Seth rolled his eyes in such a teenage way, I had to hide a smile. ‘Most normal houses don’t have a drawing room, Mum.’

‘That’s rich, coming from you, when you had a… what did you call it?’ She puckered her cinnamon-lipsticked mouth. ‘A mezzanine floor at your place in Italy, not to mention a games room and a cinema.’ She directed a snooty gaze my way. ‘A mezzanine is a raised platform that creates additional space, dividing the floors—’

‘I know what a mezzanine is.’ I was about to add that I’d worked in a new-build in Vancouver with a mezzanine floor (one of the few projects I’d committed to while I was there) when I remembered I was supposed to be a nanny, not an interior designer. ‘It’s… quite a common word around here.’ It was clearly a ridiculous statement. No one would drop the word mezzanine into conversation unless they happened to have one, or to be building one.

Seth’s eyebrows rose and his lips clamped together, while Felicity studied me closely, perhaps trying to work out whether or not I was taking the mickey out of her.

‘Your place in Italy sounds amazing,’ I said to Seth, after a long stretch of silence broken only by one of the workmen whistling ‘Jingle Bells’ over and over. ‘Not at all the sort of place I’d expect a champion racing driver to live.’

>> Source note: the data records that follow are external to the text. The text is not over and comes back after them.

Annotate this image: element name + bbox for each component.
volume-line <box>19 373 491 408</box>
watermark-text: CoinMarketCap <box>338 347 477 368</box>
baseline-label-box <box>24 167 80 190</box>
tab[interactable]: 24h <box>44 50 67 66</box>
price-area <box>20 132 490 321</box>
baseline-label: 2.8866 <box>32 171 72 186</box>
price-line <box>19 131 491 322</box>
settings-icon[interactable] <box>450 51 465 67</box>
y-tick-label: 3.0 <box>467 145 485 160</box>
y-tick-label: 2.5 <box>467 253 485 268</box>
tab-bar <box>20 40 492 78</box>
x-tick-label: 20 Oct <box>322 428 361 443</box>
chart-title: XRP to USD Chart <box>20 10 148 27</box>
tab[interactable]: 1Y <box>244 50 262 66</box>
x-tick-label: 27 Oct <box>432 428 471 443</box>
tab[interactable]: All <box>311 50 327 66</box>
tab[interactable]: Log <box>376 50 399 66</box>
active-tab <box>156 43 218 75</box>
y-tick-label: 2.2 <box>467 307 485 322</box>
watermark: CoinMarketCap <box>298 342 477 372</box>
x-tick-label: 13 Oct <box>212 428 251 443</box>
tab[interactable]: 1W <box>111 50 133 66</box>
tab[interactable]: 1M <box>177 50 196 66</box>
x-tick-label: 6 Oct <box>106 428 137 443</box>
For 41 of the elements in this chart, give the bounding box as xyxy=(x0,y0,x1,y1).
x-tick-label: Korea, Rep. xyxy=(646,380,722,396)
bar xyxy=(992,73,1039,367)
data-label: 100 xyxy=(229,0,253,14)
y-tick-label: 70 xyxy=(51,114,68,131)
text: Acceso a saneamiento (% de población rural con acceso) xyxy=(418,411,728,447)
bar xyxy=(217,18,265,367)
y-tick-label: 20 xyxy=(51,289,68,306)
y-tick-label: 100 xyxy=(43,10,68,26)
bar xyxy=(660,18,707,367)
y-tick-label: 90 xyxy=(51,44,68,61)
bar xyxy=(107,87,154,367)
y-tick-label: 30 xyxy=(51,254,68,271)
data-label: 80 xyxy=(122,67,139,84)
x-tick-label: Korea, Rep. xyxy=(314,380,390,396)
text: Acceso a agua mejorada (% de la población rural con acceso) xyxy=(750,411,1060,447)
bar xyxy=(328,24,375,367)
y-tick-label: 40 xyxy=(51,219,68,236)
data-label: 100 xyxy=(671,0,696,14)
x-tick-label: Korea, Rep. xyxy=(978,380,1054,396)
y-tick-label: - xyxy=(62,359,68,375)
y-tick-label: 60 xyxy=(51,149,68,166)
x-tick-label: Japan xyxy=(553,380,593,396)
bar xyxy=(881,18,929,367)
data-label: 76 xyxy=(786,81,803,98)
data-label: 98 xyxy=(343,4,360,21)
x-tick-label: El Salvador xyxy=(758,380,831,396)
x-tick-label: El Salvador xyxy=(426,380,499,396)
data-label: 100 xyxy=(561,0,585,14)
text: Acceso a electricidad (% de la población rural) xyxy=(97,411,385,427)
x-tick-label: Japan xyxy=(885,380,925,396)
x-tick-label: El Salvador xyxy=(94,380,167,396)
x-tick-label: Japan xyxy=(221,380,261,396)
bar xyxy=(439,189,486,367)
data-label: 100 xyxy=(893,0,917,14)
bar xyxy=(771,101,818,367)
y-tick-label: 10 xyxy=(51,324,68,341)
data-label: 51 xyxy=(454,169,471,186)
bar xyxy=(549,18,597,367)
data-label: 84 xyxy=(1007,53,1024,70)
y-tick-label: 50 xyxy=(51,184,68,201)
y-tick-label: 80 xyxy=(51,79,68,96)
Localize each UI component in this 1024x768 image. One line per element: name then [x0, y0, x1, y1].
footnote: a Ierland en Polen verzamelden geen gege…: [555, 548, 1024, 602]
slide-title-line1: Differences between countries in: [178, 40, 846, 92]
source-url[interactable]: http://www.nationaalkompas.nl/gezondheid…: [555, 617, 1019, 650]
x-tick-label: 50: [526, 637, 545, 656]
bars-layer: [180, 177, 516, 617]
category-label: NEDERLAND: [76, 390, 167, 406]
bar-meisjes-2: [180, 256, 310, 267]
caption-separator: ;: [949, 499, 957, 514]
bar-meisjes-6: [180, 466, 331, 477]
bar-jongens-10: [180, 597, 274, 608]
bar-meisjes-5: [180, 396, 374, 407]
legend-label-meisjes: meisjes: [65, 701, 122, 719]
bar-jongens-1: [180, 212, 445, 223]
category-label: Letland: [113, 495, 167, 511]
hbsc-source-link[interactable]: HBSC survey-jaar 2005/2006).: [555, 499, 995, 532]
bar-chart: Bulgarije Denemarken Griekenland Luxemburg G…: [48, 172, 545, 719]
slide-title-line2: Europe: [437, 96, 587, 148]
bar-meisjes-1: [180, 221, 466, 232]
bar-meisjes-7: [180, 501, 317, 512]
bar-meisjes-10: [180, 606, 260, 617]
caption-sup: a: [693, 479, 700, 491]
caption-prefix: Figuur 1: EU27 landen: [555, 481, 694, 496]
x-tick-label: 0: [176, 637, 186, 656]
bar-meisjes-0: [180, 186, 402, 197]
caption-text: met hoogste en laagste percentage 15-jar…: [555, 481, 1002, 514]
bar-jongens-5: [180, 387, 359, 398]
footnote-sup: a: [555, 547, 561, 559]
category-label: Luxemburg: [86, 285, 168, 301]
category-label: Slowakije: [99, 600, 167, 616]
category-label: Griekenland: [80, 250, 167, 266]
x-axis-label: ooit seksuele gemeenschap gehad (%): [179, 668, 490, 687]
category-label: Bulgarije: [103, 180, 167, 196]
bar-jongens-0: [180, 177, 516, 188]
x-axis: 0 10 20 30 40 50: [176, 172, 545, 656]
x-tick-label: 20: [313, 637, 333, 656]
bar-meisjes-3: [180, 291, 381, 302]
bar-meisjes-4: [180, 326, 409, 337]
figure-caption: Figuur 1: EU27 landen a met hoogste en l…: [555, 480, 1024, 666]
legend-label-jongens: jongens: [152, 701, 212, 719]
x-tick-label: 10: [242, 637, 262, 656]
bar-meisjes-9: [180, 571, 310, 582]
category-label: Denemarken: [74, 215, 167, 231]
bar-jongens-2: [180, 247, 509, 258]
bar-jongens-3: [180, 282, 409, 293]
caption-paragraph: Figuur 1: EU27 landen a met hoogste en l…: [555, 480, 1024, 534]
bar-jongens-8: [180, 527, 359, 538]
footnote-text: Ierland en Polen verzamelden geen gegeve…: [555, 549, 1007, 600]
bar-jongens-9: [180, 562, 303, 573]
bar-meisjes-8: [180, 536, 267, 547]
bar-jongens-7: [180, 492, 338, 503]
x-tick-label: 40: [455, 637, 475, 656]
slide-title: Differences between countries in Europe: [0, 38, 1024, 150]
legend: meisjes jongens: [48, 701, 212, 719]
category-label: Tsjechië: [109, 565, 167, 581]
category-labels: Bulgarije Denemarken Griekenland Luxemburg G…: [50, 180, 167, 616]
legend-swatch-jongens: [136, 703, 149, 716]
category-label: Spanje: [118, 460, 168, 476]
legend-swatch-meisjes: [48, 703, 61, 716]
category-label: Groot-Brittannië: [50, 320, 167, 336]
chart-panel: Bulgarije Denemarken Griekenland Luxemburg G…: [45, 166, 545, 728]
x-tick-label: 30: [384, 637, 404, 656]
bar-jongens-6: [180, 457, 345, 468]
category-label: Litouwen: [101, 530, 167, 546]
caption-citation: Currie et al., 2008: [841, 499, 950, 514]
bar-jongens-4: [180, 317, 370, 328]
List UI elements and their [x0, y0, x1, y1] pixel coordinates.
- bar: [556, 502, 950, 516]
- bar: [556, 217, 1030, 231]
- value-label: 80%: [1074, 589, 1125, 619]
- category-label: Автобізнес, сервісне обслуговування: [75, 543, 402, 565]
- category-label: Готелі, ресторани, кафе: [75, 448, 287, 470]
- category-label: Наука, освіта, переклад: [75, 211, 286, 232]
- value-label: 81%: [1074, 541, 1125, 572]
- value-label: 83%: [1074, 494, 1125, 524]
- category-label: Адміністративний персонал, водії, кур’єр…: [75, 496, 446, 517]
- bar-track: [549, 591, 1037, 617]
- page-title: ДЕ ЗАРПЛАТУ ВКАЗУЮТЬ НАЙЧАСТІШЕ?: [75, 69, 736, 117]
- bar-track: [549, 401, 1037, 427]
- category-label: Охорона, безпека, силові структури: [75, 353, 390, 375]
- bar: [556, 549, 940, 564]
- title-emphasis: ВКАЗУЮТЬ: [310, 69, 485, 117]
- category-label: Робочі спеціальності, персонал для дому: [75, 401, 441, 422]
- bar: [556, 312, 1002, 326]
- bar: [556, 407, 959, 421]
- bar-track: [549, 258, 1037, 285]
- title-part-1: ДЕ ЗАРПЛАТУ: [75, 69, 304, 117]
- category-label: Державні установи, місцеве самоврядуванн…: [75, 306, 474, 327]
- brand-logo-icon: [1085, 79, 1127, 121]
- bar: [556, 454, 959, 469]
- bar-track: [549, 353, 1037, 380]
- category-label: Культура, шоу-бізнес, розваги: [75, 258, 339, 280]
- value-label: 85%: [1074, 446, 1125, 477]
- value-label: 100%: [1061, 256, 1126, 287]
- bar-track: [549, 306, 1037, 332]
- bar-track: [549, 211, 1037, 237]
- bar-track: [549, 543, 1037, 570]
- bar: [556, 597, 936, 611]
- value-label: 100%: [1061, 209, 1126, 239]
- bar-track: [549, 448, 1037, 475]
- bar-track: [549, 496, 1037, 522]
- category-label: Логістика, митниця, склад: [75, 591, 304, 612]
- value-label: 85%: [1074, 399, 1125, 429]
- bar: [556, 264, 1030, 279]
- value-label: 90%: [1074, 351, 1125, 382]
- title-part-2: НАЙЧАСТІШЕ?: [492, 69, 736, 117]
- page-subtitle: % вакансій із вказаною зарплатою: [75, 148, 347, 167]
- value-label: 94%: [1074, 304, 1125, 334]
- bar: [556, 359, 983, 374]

To my surprise, Felicity picked up on what I’d intended to be a lightly teasing tone and gave a bark of laughter. ‘Everyone can see your playboy lifestyle for the shallow pool it was,’ she said to Seth.

‘Was being the operative word,’ he replied, and I realised with a lurch that I’d given the impression I was being sarcastic; looking down on him like Felicity was, and in much the same way that Bridget looked down at me. ‘This is my life now.’ He jabbed a finger at the floor. ‘Where I’m staying.’

‘But for how long?’ Felicity placed a well-manicured hand on the wall, as if to support herself. ‘That silly ex-girlfriend of yours called the landline while you were out. I expect you’ll be back in Italy with her soon.’

‘Dad?’ We turned to see Jack, framed in the doorway of the living room, in dark blue jeans and a top with a Star Wars ship on the front. Beneath his newly cut fringe, his face was pale and tense. ‘I don’t want you to go away,’ he said.